June 21 2002

The Battle for Latino Voters

By: Harry Pachon, Ph.D.

The rising importance of Latino voters is one of the most talked about trends in American politics, and with good reason.

In California, Hispanic voters are widely credited with reversing the fortunes of Democrats during the 1990s. Nationally, nearly six million. Latinos cast ballots in the 2000 presidential election-5.3 percent of the vote-as turnout increased by nearly 132 percent from 1980 to 2002. Nearly four million more Latinos could enter the electorate this decade.

Meanwhile, Latinos surpassed African-Americans in the 2000 Census as America’s dominant minority and they are the largest minority group in 23 states. Given this trend, it is little wonder that both parties are reassessing their strategies and that the Bush White House has made Hispanic voters a priority.

The 2000 presidential election delivered a wake-up call to Democrats that they should not take Latino voters for granted. Candidate George W. Bush, with a determined courtship effort, according to one national poll, narrowed the Democrats’ 51-point advantage among Latino voters in the 1996 election to 27 points in 2000. And his outreach efforts continue apace. Karl Rove, the president’s chief political advisor, has made no secret of the fact that cracking the Democratic hold on Hispanic voters is a central element of GOP political strategy.

But beyond the nearly universal recognition of the importance of this population juggernaut to politics, there is little understanding, and there are plenty of misconceptions, about who these voters are, their political preferences and allegiances, and the policy agendas that matter most to them.

The forthcoming report (to be published by Tómas Rivera Policy Institute) is an overview of this growing population and its implications for American politics. The report examines the demographics of this community, some of the political myths that have developed around Latino political participation, how Latinos view salient policy issues, and the implications of these factors for reaching out to the Latino vote. Its findings include:

Ø While two out of three Latinos live in the six states of California, Texas, New York, Florida, Illinois, and New Jersey, the growing Latino electorate tends toward a broader dispersal. Of the 10 counties with the fastest growing Latino populations, nine are in North Carolina, Georgia, and Arkansas.

Ø There are two significant factors hindering an even greater expansion of the Latino vote. First, many legal Hispanic immigrants are not citizens and thus not eligible to vote, or are young and are opting out of politics like other young people. This participation gap creates significant demographic differences in the Latino population as a whole and the Latino electorate.

`Ø Significant cultural and political differences define Latino communities in different states. Thus, it would be a mistake to adopt a one-size-fits-all strategy toward Latino voters.

Ø A clear majority of Latino voters have traditionally supported Democrats, but there are signs of an increasing split between their presidential and down-ballot preferences, due in part to President Bush’s aggressive efforts to court Hispanic voters, especially among first generation Spanish-speaking voters.

Ø There are significant differences between first and later generation voters in how they identify with political parties. Party identification grows increasingly Democratic by the second or third generations.

Ø In survey after survey, education is the most important issue for Latino voters, but as you move down the income scale, economy and crime become more important.

Ø In the search for salient issues, it may be more useful to think of these voters as “working class” rather than Latino. The party that captures issues of concern to working families will do best at securing the allegiance of Latino voters.

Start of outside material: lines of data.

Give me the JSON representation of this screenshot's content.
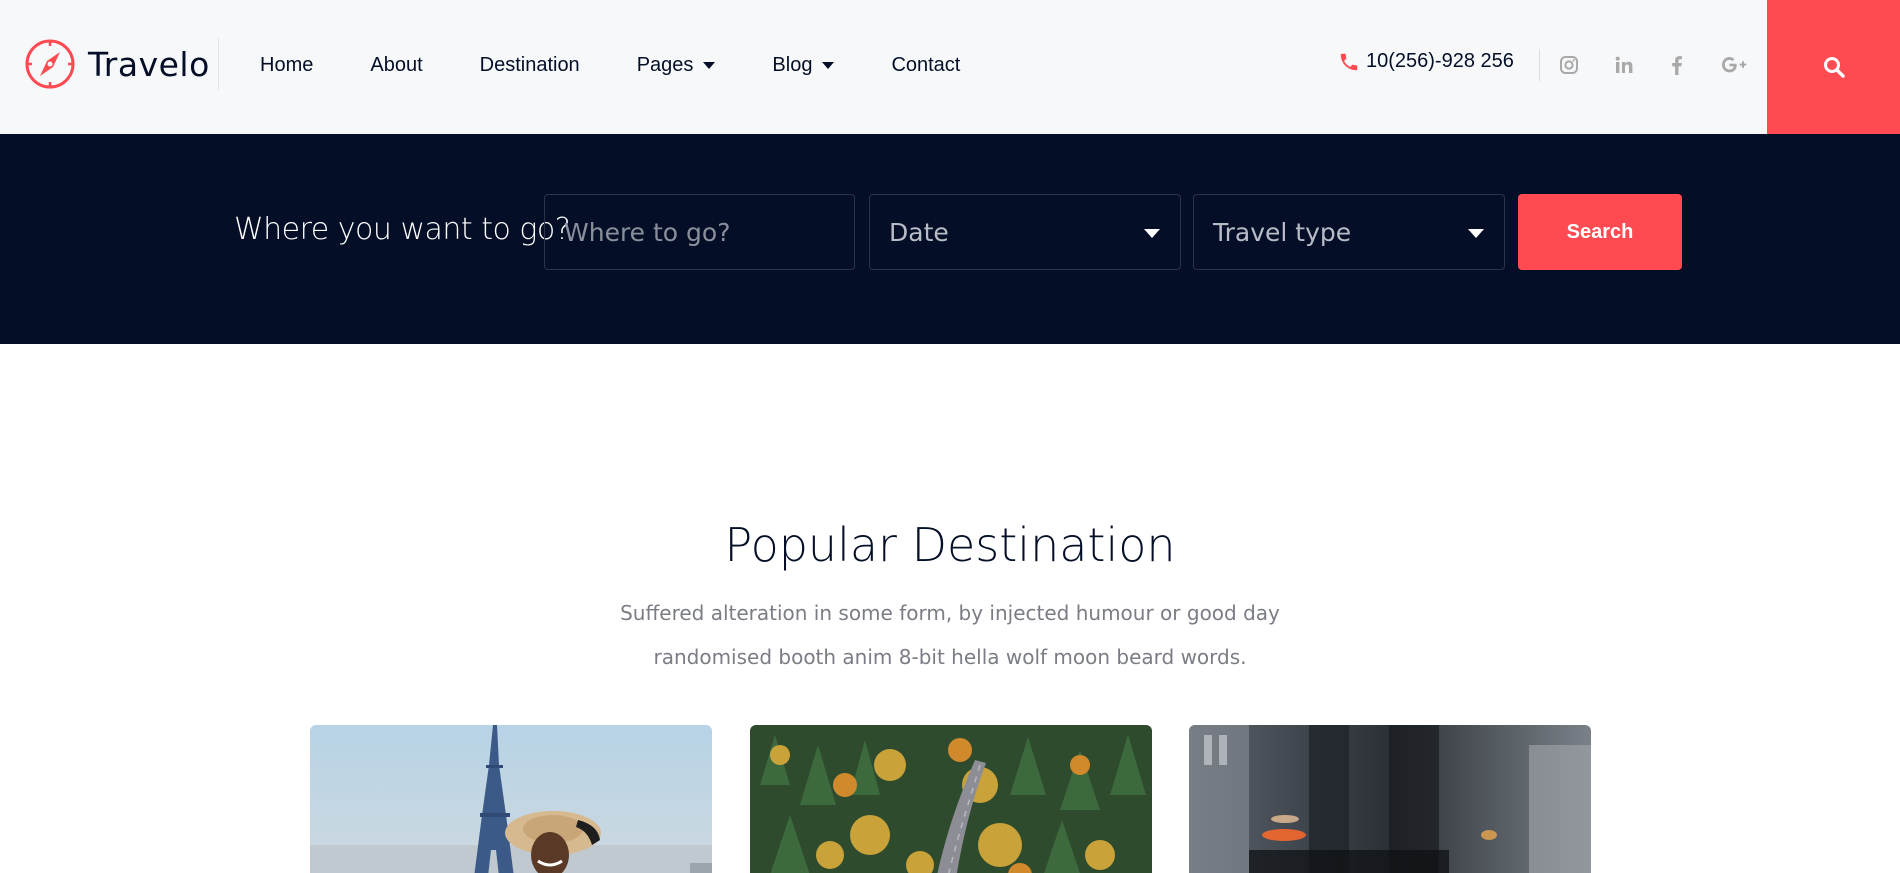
{
  "brand": {
    "name": "Travelo",
    "accent": "#ff4a52",
    "dark": "#040e27"
  },
  "nav": {
    "items": [
      {
        "label": "Home",
        "has_dropdown": false
      },
      {
        "label": "About",
        "has_dropdown": false
      },
      {
        "label": "Destination",
        "has_dropdown": false
      },
      {
        "label": "Pages",
        "has_dropdown": true
      },
      {
        "label": "Blog",
        "has_dropdown": true
      },
      {
        "label": "Contact",
        "has_dropdown": false
      }
    ]
  },
  "contact": {
    "phone": "10(256)-928 256",
    "icon": "phone-icon"
  },
  "social": [
    "instagram-icon",
    "linkedin-icon",
    "facebook-icon",
    "google-plus-icon"
  ],
  "search_bar": {
    "label": "Where you want to go?",
    "where_placeholder": "Where to go?",
    "date_value": "Date",
    "travel_type_value": "Travel type",
    "button_label": "Search"
  },
  "popular": {
    "title": "Popular Destination",
    "subtitle_line1": "Suffered alteration in some form, by injected humour or good day",
    "subtitle_line2": "randomised booth anim 8-bit hella wolf moon beard words."
  }
}
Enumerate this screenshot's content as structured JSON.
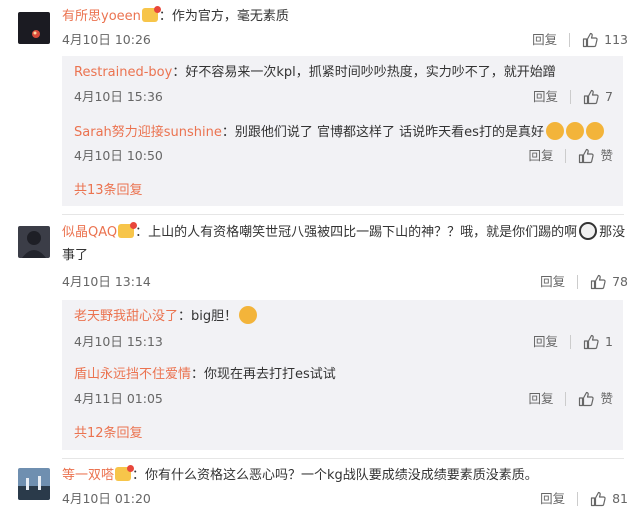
{
  "comments": [
    {
      "username": "有所思yoeen",
      "text": "作为官方，毫无素质",
      "time": "4月10日 10:26",
      "reply_label": "回复",
      "likes": "113",
      "replies": [
        {
          "username": "Restrained-boy",
          "text": "好不容易来一次kpl，抓紧时间吵吵热度，实力吵不了，就开始蹭",
          "time": "4月10日 15:36",
          "reply_label": "回复",
          "likes": "7"
        },
        {
          "username": "Sarah努力迎接sunshine",
          "text": "别跟他们说了 官博都这样了 话说昨天看es打的是真好",
          "time": "4月10日 10:50",
          "reply_label": "回复",
          "likes": "赞"
        }
      ],
      "more": "共13条回复"
    },
    {
      "username": "似晶QAQ",
      "text_line1": "上山的人有资格嘲笑世冠八强被四比一踢下山的神？？哦，就是你们踢的啊",
      "text_line1_tail": "那没",
      "text_line2": "事了",
      "time": "4月10日 13:14",
      "reply_label": "回复",
      "likes": "78",
      "replies": [
        {
          "username": "老天野我甜心没了",
          "text": "big胆！",
          "time": "4月10日 15:13",
          "reply_label": "回复",
          "likes": "1"
        },
        {
          "username": "盾山永远挡不住爱情",
          "text": "你现在再去打打es试试",
          "time": "4月11日 01:05",
          "reply_label": "回复",
          "likes": "赞"
        }
      ],
      "more": "共12条回复"
    },
    {
      "username": "等一双嗒",
      "text": "你有什么资格这么恶心吗？一个kg战队要成绩没成绩要素质没素质。",
      "time": "4月10日 01:20",
      "reply_label": "回复",
      "likes": "81"
    }
  ],
  "colors": {
    "username": "#eb7350",
    "sub_background": "#f2f2f5",
    "text": "#333333",
    "meta": "#666666"
  }
}
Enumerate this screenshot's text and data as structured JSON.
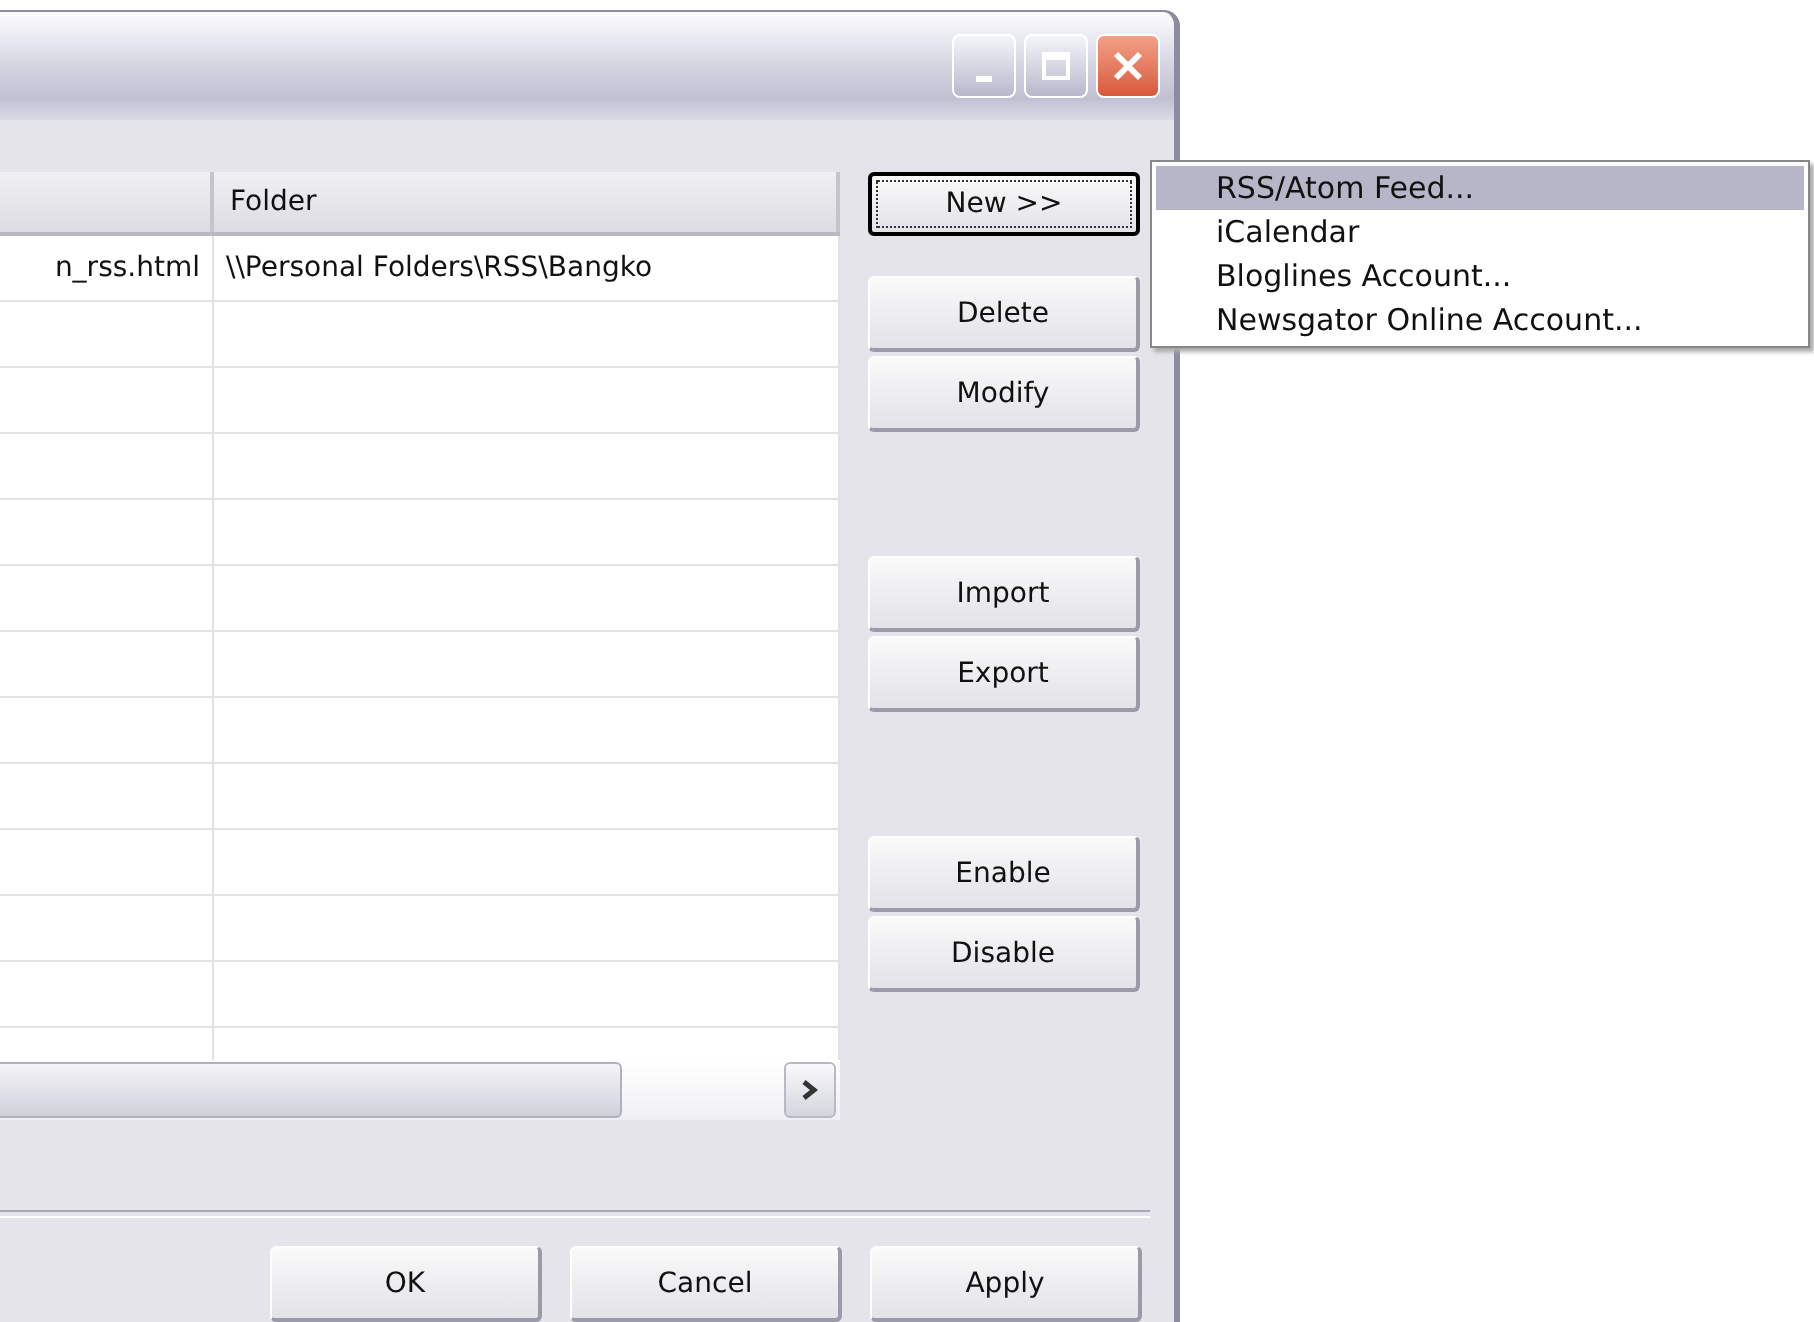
{
  "table": {
    "columns": [
      {},
      {
        "label": "Folder"
      }
    ],
    "rows": [
      {
        "cells": [
          "n_rss.html",
          "\\\\Personal Folders\\RSS\\Bangko"
        ]
      }
    ]
  },
  "side_button_groups": [
    [
      {
        "label": "New >>",
        "focused": true
      },
      {
        "label": "Delete",
        "focused": false
      },
      {
        "label": "Modify",
        "focused": false
      }
    ],
    [
      {
        "label": "Import",
        "focused": false
      },
      {
        "label": "Export",
        "focused": false
      }
    ],
    [
      {
        "label": "Enable",
        "focused": false
      },
      {
        "label": "Disable",
        "focused": false
      }
    ]
  ],
  "menu": {
    "items": [
      {
        "label": "RSS/Atom Feed...",
        "selected": true
      },
      {
        "label": "iCalendar",
        "selected": false
      },
      {
        "label": "Bloglines Account...",
        "selected": false
      },
      {
        "label": "Newsgator Online Account...",
        "selected": false
      }
    ]
  },
  "dialog_buttons": [
    "OK",
    "Cancel",
    "Apply"
  ]
}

Ø Candidates who make appeals to Latino voters in Spanish win points. However, to focus solely on Spanish language appeals is a mistake. Campaigns that take a bilingual approach do best.

Ø Increased voter registration does not translate into increased voter turnout-voter registration drives, while essential, are not sufficient. The mobilization strategy that works best includes personal contacts from influential members of the community.

(Harry Pachon, Ph.D. is a Luther Lee Professor of Public Policy at Claremont Graduate University and president of the Tómas Rivera Policy Institute. This is a summary of a forthcoming analysis by Pachon on the Latino electorate in the United States that will examine the characterisitcs of this growing population and the political implications.)